Caraway glanced up and breathed out. He couldn’t believe what he was attempting. “Do you want to stay up here for a little while? I have a suite room with a couch and a TV. It’s not for what you’re thinking.” Although that only made him sound more suspicious, he thought.

“I guess so.”

They went up into the hotel. Caraway went into the bedroom part of the room and shut the door. He set his jacket on the bed and took off his tie. He sat down on the chair and took a breath. The girl’s a real pain in the ass, he thought. He flashed on the kid in the market. I could think of worse ways to die, he thought. But then he decided he’d rather not to have to deal with starvation.

He girl knocked on the door.

“What is it?” Jack called out.
“It’s me.” She sounded quieter than she had at the bar or during their walk, and not because of the door.

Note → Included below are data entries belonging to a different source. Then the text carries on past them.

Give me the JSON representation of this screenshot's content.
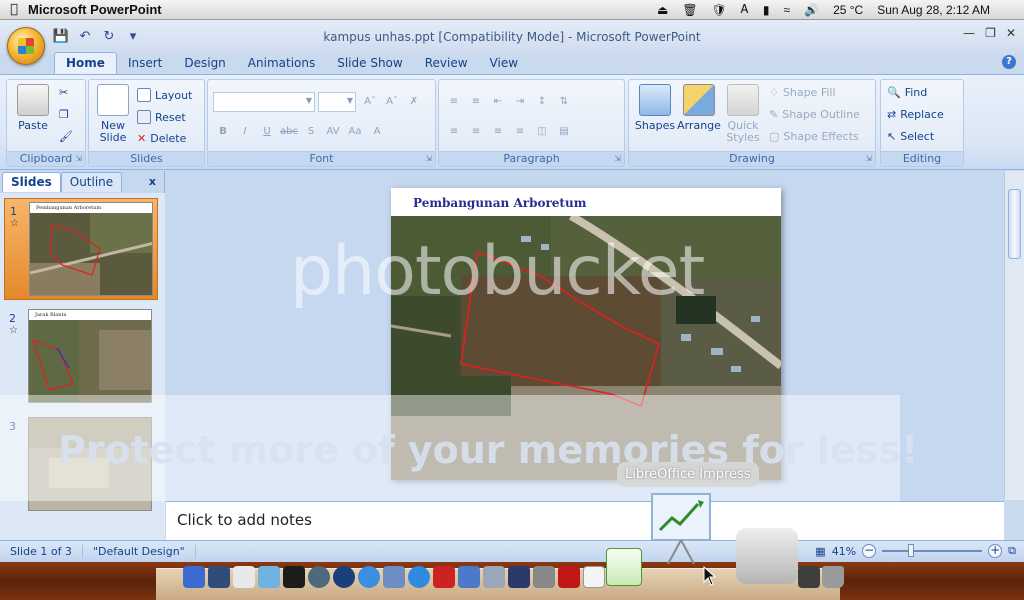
{
  "system_bar": {
    "app_name": "Microsoft PowerPoint",
    "weather": "25 °C",
    "datetime": "Sun Aug 28,  2:12 AM"
  },
  "window": {
    "title": "kampus unhas.ppt [Compatibility Mode] - Microsoft PowerPoint"
  },
  "ribbon": {
    "tabs": [
      "Home",
      "Insert",
      "Design",
      "Animations",
      "Slide Show",
      "Review",
      "View"
    ],
    "active_tab": "Home",
    "clipboard": {
      "paste": "Paste",
      "label": "Clipboard"
    },
    "slides": {
      "new_slide_1": "New",
      "new_slide_2": "Slide",
      "layout": "Layout",
      "reset": "Reset",
      "delete": "Delete",
      "label": "Slides"
    },
    "font": {
      "label": "Font"
    },
    "paragraph": {
      "label": "Paragraph"
    },
    "drawing": {
      "shapes": "Shapes",
      "arrange": "Arrange",
      "quick_styles_1": "Quick",
      "quick_styles_2": "Styles",
      "shape_fill": "Shape Fill",
      "shape_outline": "Shape Outline",
      "shape_effects": "Shape Effects",
      "label": "Drawing"
    },
    "editing": {
      "find": "Find",
      "replace": "Replace",
      "select": "Select",
      "label": "Editing"
    }
  },
  "left_panel": {
    "tabs": [
      "Slides",
      "Outline"
    ],
    "close": "x",
    "thumbnails": [
      {
        "number": "1",
        "title": "Pembangunan Arboretum"
      },
      {
        "number": "2",
        "title": "Jarak Blanta"
      },
      {
        "number": "3",
        "title": ""
      }
    ]
  },
  "slide": {
    "title": "Pembangunan Arboretum"
  },
  "notes": {
    "placeholder": "Click to add notes"
  },
  "status_bar": {
    "slide_counter": "Slide 1 of 3",
    "theme": "\"Default Design\"",
    "zoom": "41%"
  },
  "watermark": {
    "brand": "photobucket",
    "tagline": "Protect more of your memories for less!"
  },
  "tooltip": {
    "text": "LibreOffice Impress"
  }
}
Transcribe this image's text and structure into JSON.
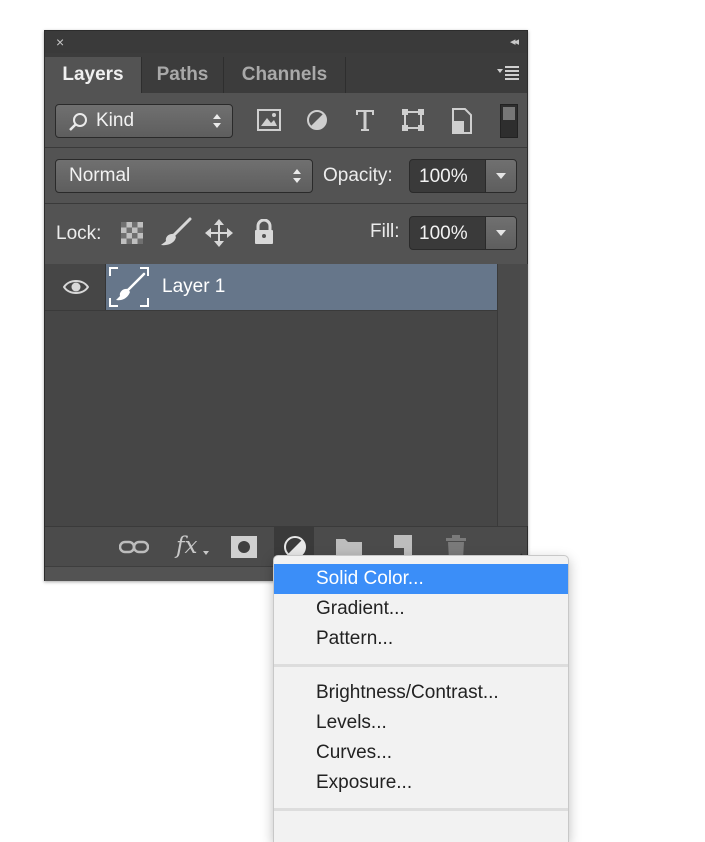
{
  "window": {
    "close_glyph": "×",
    "collapse_glyph": "◂◂"
  },
  "tabs": [
    {
      "label": "Layers",
      "active": true
    },
    {
      "label": "Paths",
      "active": false
    },
    {
      "label": "Channels",
      "active": false
    }
  ],
  "filter": {
    "kind_label": "Kind",
    "icons": [
      "image-filter-icon",
      "adjustment-filter-icon",
      "type-filter-icon",
      "shape-filter-icon",
      "smart-object-filter-icon",
      "filter-toggle-icon"
    ]
  },
  "blend": {
    "mode": "Normal",
    "opacity_label": "Opacity:",
    "opacity_value": "100%"
  },
  "lock": {
    "label": "Lock:",
    "icons": [
      "lock-transparent-icon",
      "lock-image-icon",
      "lock-position-icon",
      "lock-all-icon"
    ],
    "fill_label": "Fill:",
    "fill_value": "100%"
  },
  "layers": [
    {
      "name": "Layer 1",
      "visible": true,
      "selected": true
    }
  ],
  "footer_icons": [
    "link-layers-icon",
    "fx-icon",
    "layer-mask-icon",
    "adjustment-layer-icon",
    "new-group-icon",
    "new-layer-icon",
    "delete-layer-icon"
  ],
  "fx_label": "fx",
  "menu": {
    "items_group1": [
      "Solid Color...",
      "Gradient...",
      "Pattern..."
    ],
    "items_group2": [
      "Brightness/Contrast...",
      "Levels...",
      "Curves...",
      "Exposure..."
    ],
    "highlighted": "Solid Color..."
  },
  "colors": {
    "panel_bg": "#535353",
    "selection": "#66768a",
    "menu_highlight": "#3b8ef8"
  }
}
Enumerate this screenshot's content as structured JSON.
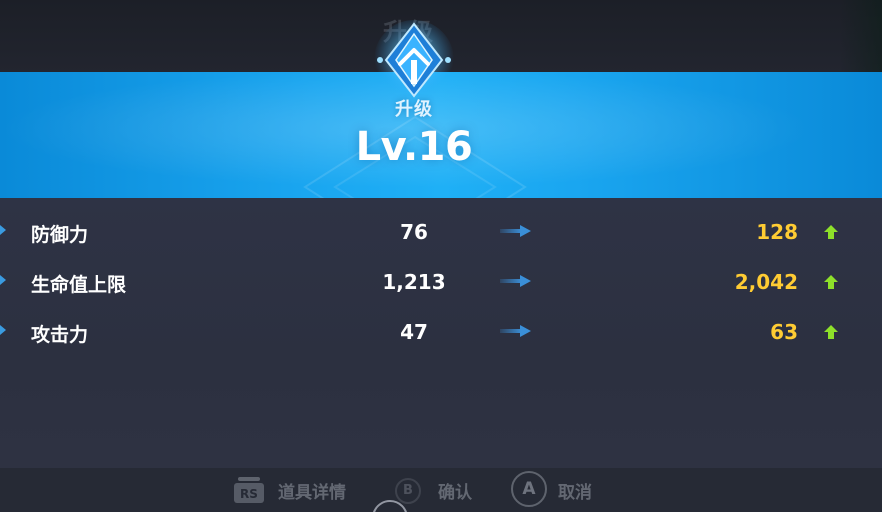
{
  "background": {
    "ghost_title": "升级"
  },
  "banner": {
    "subtitle": "升级",
    "level": "Lv.16",
    "color": "#1aa6f0"
  },
  "stats": [
    {
      "name": "防御力",
      "old": "76",
      "new": "128"
    },
    {
      "name": "生命值上限",
      "old": "1,213",
      "new": "2,042"
    },
    {
      "name": "攻击力",
      "old": "47",
      "new": "63"
    }
  ],
  "colors": {
    "new_value": "#ffcc33",
    "up_arrow": "#8ee02a",
    "arrow": "#3a8fd8"
  },
  "icons": {
    "row_arrow": "right-arrow-icon",
    "increase": "up-arrow-icon",
    "emblem": "ascension-emblem-icon"
  },
  "hints": {
    "details_label": "道具详情",
    "confirm_label": "确认",
    "cancel_button": "A",
    "cancel_label": "取消",
    "details_button": "RS",
    "confirm_button": "B"
  }
}
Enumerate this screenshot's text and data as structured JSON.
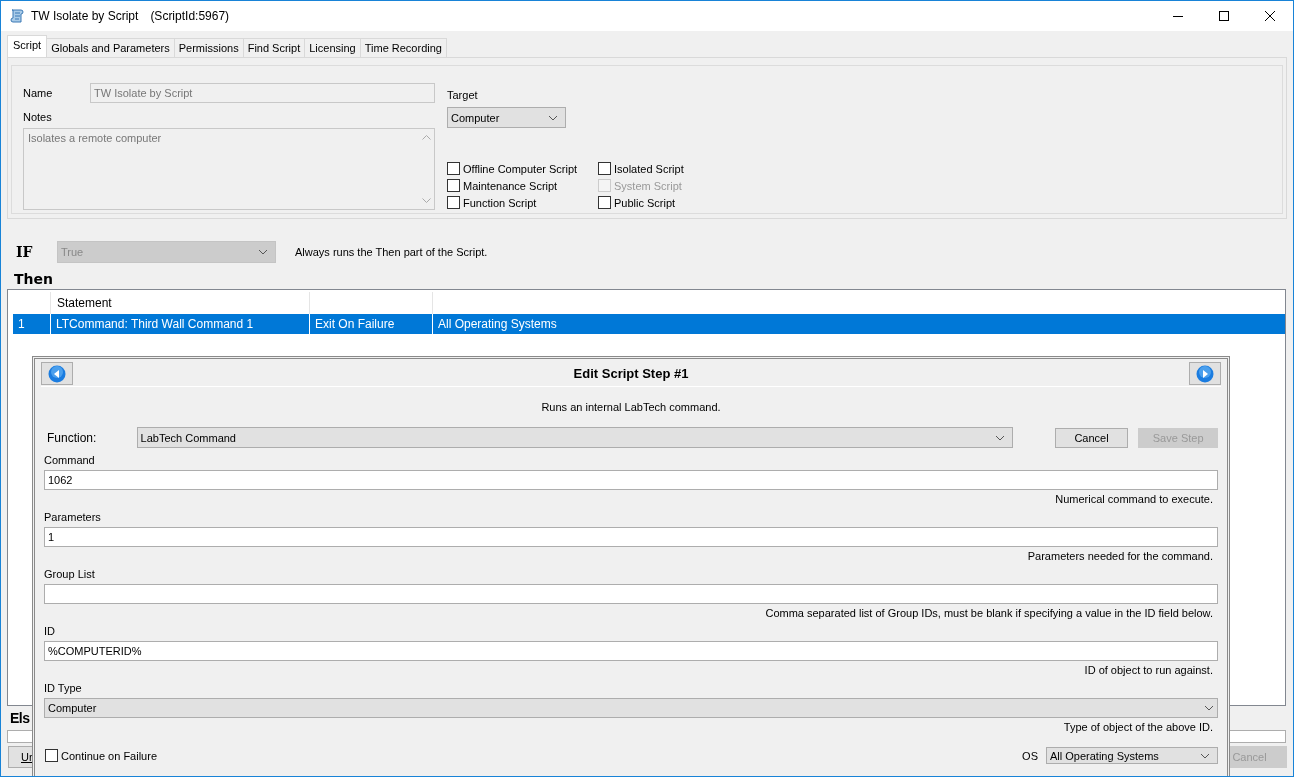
{
  "window": {
    "title": "TW Isolate by Script",
    "script_id": "(ScriptId:5967)"
  },
  "tabs": [
    {
      "label": "Script",
      "selected": true
    },
    {
      "label": "Globals and Parameters",
      "selected": false
    },
    {
      "label": "Permissions",
      "selected": false
    },
    {
      "label": "Find Script",
      "selected": false
    },
    {
      "label": "Licensing",
      "selected": false
    },
    {
      "label": "Time Recording",
      "selected": false
    }
  ],
  "script": {
    "name_label": "Name",
    "name": "TW Isolate by Script",
    "notes_label": "Notes",
    "notes": "Isolates a remote computer",
    "target_label": "Target",
    "target": "Computer",
    "options": [
      {
        "label": "Offline Computer Script",
        "checked": false,
        "disabled": false
      },
      {
        "label": "Isolated Script",
        "checked": false,
        "disabled": false
      },
      {
        "label": "Maintenance Script",
        "checked": false,
        "disabled": false
      },
      {
        "label": "System Script",
        "checked": false,
        "disabled": true
      },
      {
        "label": "Function Script",
        "checked": false,
        "disabled": false
      },
      {
        "label": "Public Script",
        "checked": false,
        "disabled": false
      }
    ]
  },
  "condition": {
    "label": "IF",
    "value": "True",
    "disabled": true,
    "description": "Always runs the Then part of the Script."
  },
  "then": {
    "label": "Then",
    "header": {
      "column_2": "Statement"
    },
    "rows": [
      {
        "number": "1",
        "statement": "LTCommand: Third Wall Command 1",
        "column_3": "Exit On Failure",
        "column_4": "All Operating Systems",
        "selected": true
      }
    ]
  },
  "else": {
    "label": "Els"
  },
  "buttons": [
    {
      "label": "Ur",
      "disabled": false
    },
    {
      "label": "Cancel",
      "disabled": true
    }
  ],
  "dialog": {
    "title": "Edit Script Step #1",
    "description": "Runs an internal LabTech command.",
    "function_label": "Function:",
    "function": "LabTech Command",
    "buttons": [
      {
        "label": "Cancel",
        "disabled": false
      },
      {
        "label": "Save Step",
        "disabled": true
      }
    ],
    "fields": [
      {
        "kind": "text",
        "label": "Command",
        "value": "1062",
        "hint": "Numerical command to execute."
      },
      {
        "kind": "text",
        "label": "Parameters",
        "value": "1",
        "hint": "Parameters needed for the command."
      },
      {
        "kind": "text",
        "label": "Group List",
        "hint": "Comma separated list of Group IDs, must be blank if specifying a value in the ID field below."
      },
      {
        "kind": "text",
        "label": "ID",
        "value": "%COMPUTERID%",
        "hint": "ID of object to run against."
      },
      {
        "kind": "select",
        "label": "ID Type",
        "value": "Computer",
        "hint": "Type of object of the above ID."
      }
    ],
    "continue_on_failure": {
      "label": "Continue on Failure",
      "checked": false
    },
    "os": {
      "label": "OS",
      "value": "All Operating Systems"
    }
  }
}
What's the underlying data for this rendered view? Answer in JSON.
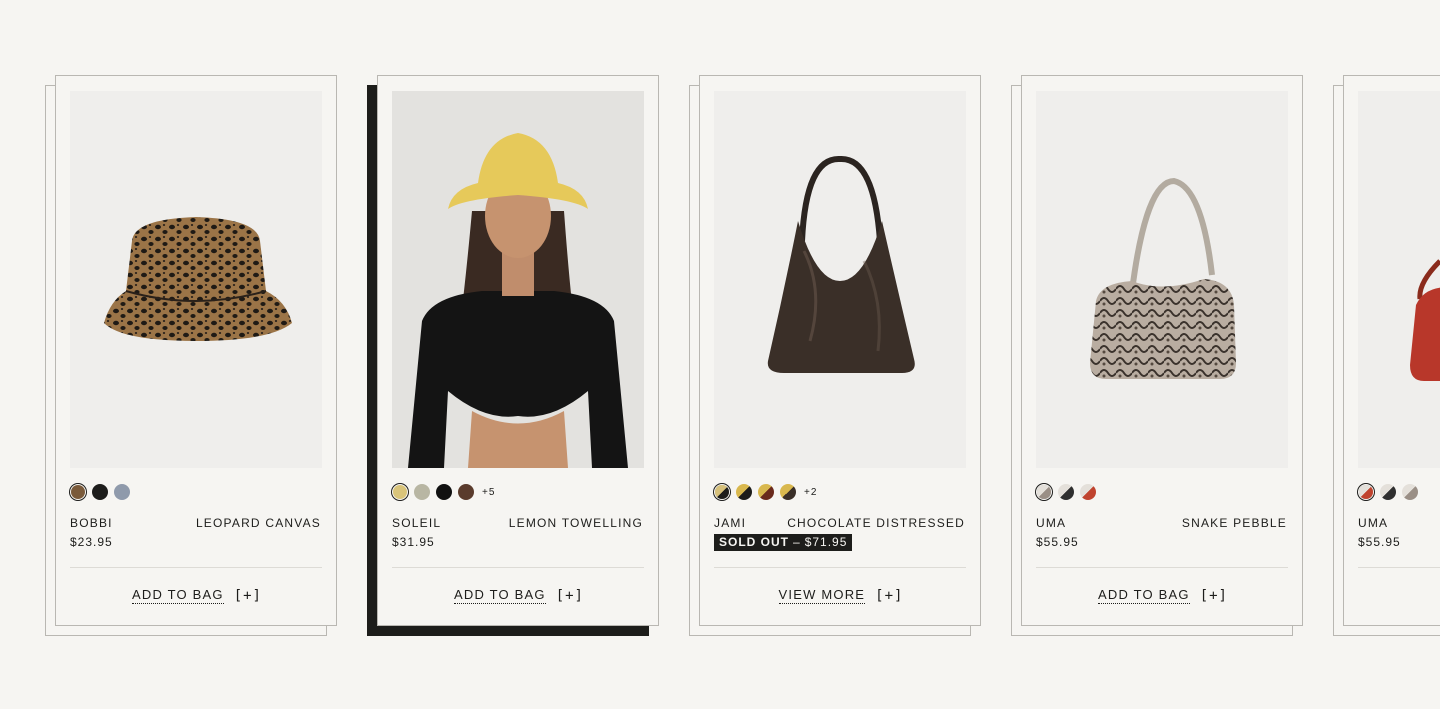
{
  "products": [
    {
      "name": "BOBBI",
      "variant": "LEOPARD CANVAS",
      "price": "$23.95",
      "cta": "ADD TO BAG",
      "cta_icon": "[+]",
      "swatches": [
        "#7a5a3a",
        "#1d1d1b",
        "#8f9aab"
      ],
      "more": "",
      "image": "leopard-bucket-hat"
    },
    {
      "name": "SOLEIL",
      "variant": "LEMON TOWELLING",
      "price": "$31.95",
      "cta": "ADD TO BAG",
      "cta_icon": "[+]",
      "swatches": [
        "#d9c47a",
        "#b8b6a3",
        "#111111",
        "#5a3b2c"
      ],
      "more": "+5",
      "image": "model-yellow-bucket-hat"
    },
    {
      "name": "JAMI",
      "variant": "CHOCOLATE DISTRESSED",
      "sold_out_label": "SOLD OUT",
      "sold_out_sep": "–",
      "price": "$71.95",
      "cta": "VIEW MORE",
      "cta_icon": "[+]",
      "swatches": [
        "#c9a85a",
        "#d9b84e",
        "#8a4a2a",
        "#c7a04a"
      ],
      "more": "+2",
      "image": "chocolate-shoulder-bag"
    },
    {
      "name": "UMA",
      "variant": "SNAKE PEBBLE",
      "price": "$55.95",
      "cta": "ADD TO BAG",
      "cta_icon": "[+]",
      "swatches": [
        "#9a8f86",
        "#5a5a5a",
        "#c0432e"
      ],
      "more": "",
      "image": "snake-shoulder-bag"
    },
    {
      "name": "UMA",
      "variant": "",
      "price": "$55.95",
      "cta": "AD",
      "cta_icon": "",
      "swatches": [
        "#c0432e",
        "#5a5a5a",
        "#9a8f86"
      ],
      "more": "",
      "image": "red-shoulder-bag"
    }
  ]
}
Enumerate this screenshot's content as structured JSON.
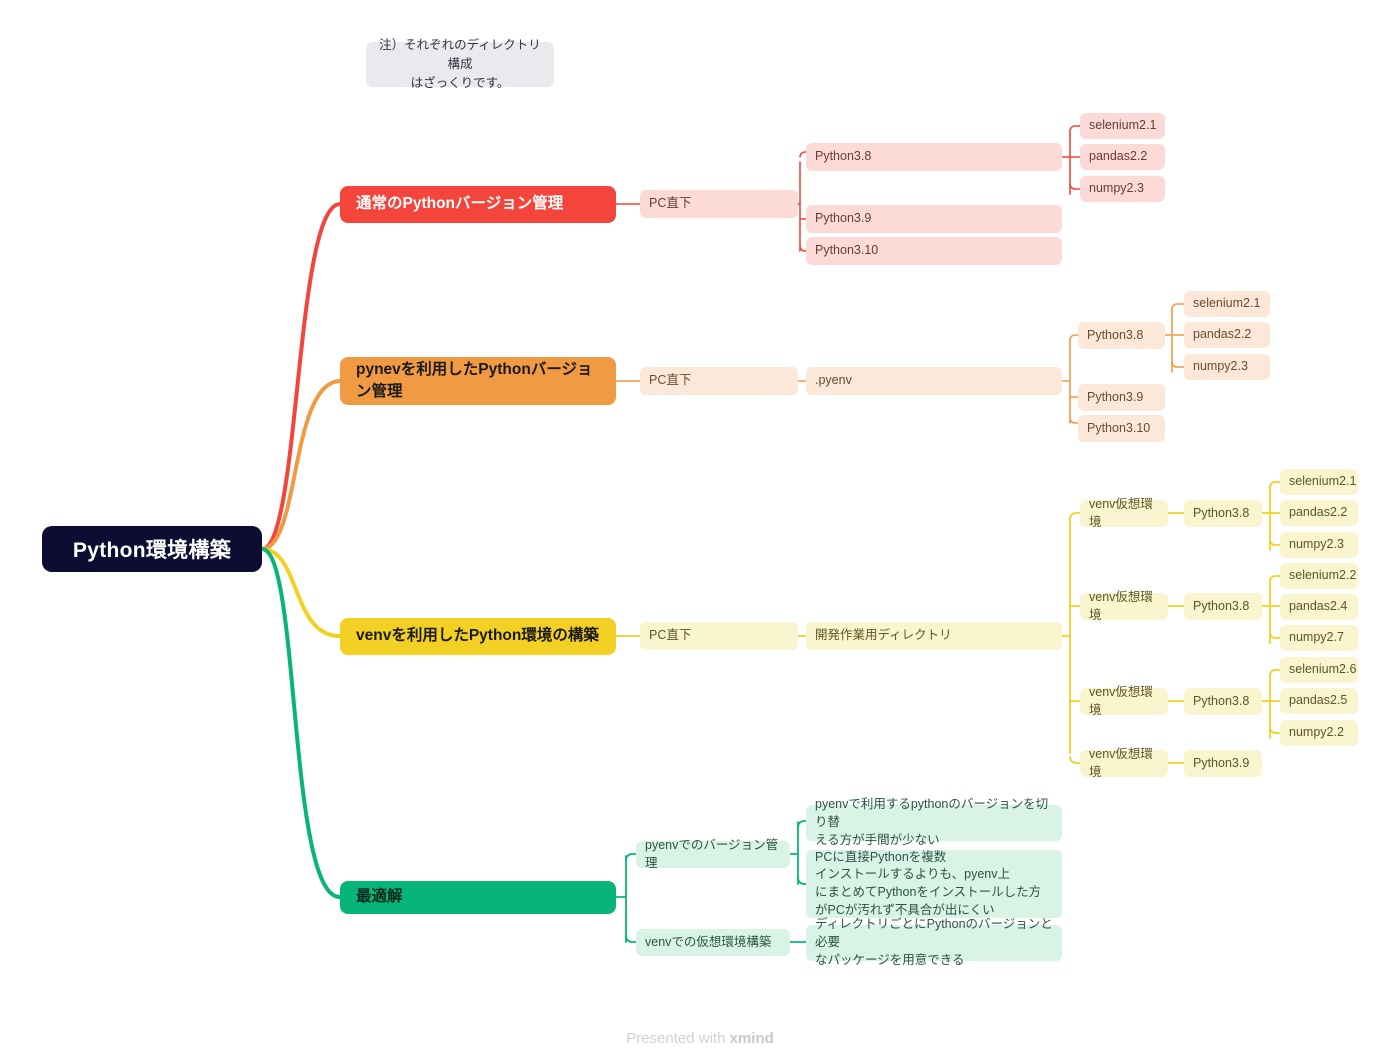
{
  "note": {
    "text": "注）それぞれのディレクトリ構成\nはざっくりです。"
  },
  "footer": {
    "prefix": "Presented with ",
    "brand": "xmind"
  },
  "root": {
    "label": "Python環境構築",
    "color": "#0d0d33"
  },
  "branches": [
    {
      "label": "通常のPythonバージョン管理",
      "color": "#f4453c",
      "sub_color": "#fbdad7",
      "level1": "PC直下",
      "level2": [
        "Python3.8",
        "Python3.9",
        "Python3.10"
      ],
      "level3": [
        "selenium2.1",
        "pandas2.2",
        "numpy2.3"
      ]
    },
    {
      "label": "pynevを利用したPythonバージョン管理",
      "color": "#f09a44",
      "sub_color": "#fbe8d8",
      "level1": "PC直下",
      "level2": ".pyenv",
      "level3": [
        "Python3.8",
        "Python3.9",
        "Python3.10"
      ],
      "level4": [
        "selenium2.1",
        "pandas2.2",
        "numpy2.3"
      ]
    },
    {
      "label": "venvを利用したPython環境の構築",
      "color": "#f2d024",
      "sub_color": "#faf4cf",
      "level1": "PC直下",
      "level2": "開発作業用ディレクトリ",
      "envs": [
        {
          "name": "venv仮想環境",
          "python": "Python3.8",
          "packages": [
            "selenium2.1",
            "pandas2.2",
            "numpy2.3"
          ]
        },
        {
          "name": "venv仮想環境",
          "python": "Python3.8",
          "packages": [
            "selenium2.2",
            "pandas2.4",
            "numpy2.7"
          ]
        },
        {
          "name": "venv仮想環境",
          "python": "Python3.8",
          "packages": [
            "selenium2.6",
            "pandas2.5",
            "numpy2.2"
          ]
        },
        {
          "name": "venv仮想環境",
          "python": "Python3.9",
          "packages": []
        }
      ]
    },
    {
      "label": "最適解",
      "color": "#07b579",
      "sub_color": "#d9f3e6",
      "topics": [
        {
          "name": "pyenvでのバージョン管理",
          "details": [
            "pyenvで利用するpythonのバージョンを切り替\nえる方が手間が少ない",
            "PCに直接Pythonを複数\nインストールするよりも、pyenv上\nにまとめてPythonをインストールした方\nがPCが汚れず不具合が出にくい"
          ]
        },
        {
          "name": "venvでの仮想環境構築",
          "details": [
            "ディレクトリごとにPythonのバージョンと必要\nなパッケージを用意できる"
          ]
        }
      ]
    }
  ]
}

“I know that.” He said. “What do you need?”

“Can I come in?”

He rolled his eyes. “I guess.” He looked wistfully at the papers and notebooks on the little desk on the other side of the room.

She opened the door. “Were you in the middle of something?”

“No, but I was about to be.” He got up and dug his computer out of the loose papers on the desk. He stopped and set the device down. “When you said I was being typical, what did you mean?”

“I, well, I thought you were—are—were a little selfish and…chauvinistic.” The words were probably meant to get a rise out of him, but he wasn’t going to get worked up over her comment.

“I never said I was here to be a good person. I told you I was here for perfectly selfish reasons, gathering material for my work.”

“But how can you just see the problems in this place and ignore them?”

He snorted. “I don’t ignore them. I observe them, just like I do the people and the wildlife.”

“But you must have money to help people.”

He studied her. “I have a little money. I have money to take these kinds of trips and buy decent suits and own a decent apartment in the States. But I can’t save people. I’m just me, here for selfish reasons.”

“That’s awful for you to say.” She rubbed her face. “You would have left that kid to die on the street.”

He shrugged. “I hadn’t really noticed him until you pointed him out.” He didn’t want to fight with her. “I know you were trying to do the right thing. What you thought was right, at least.”

She winced. “So he would have just sat there.”

“Look, Eileen, I’m not getting into this right now.” He said it calmly. “You’re welcome to stay here and relax or whatever it is you need to do. But I’m not going to debate morality with you. There’s a telephone right on the side table if you need it.”

She sat down on the bed. He started writing something in one of the notebooks. The room was quiet for a little while except for the air conditioning. He kept just looking over his shoulder at her. She was tired and she looked even more tired in her worn t-shirt and torn pants. Her shoes were caked in dust and sand. What a girl, he thought. She might have been interesting to him if he hadn’t known so many like her.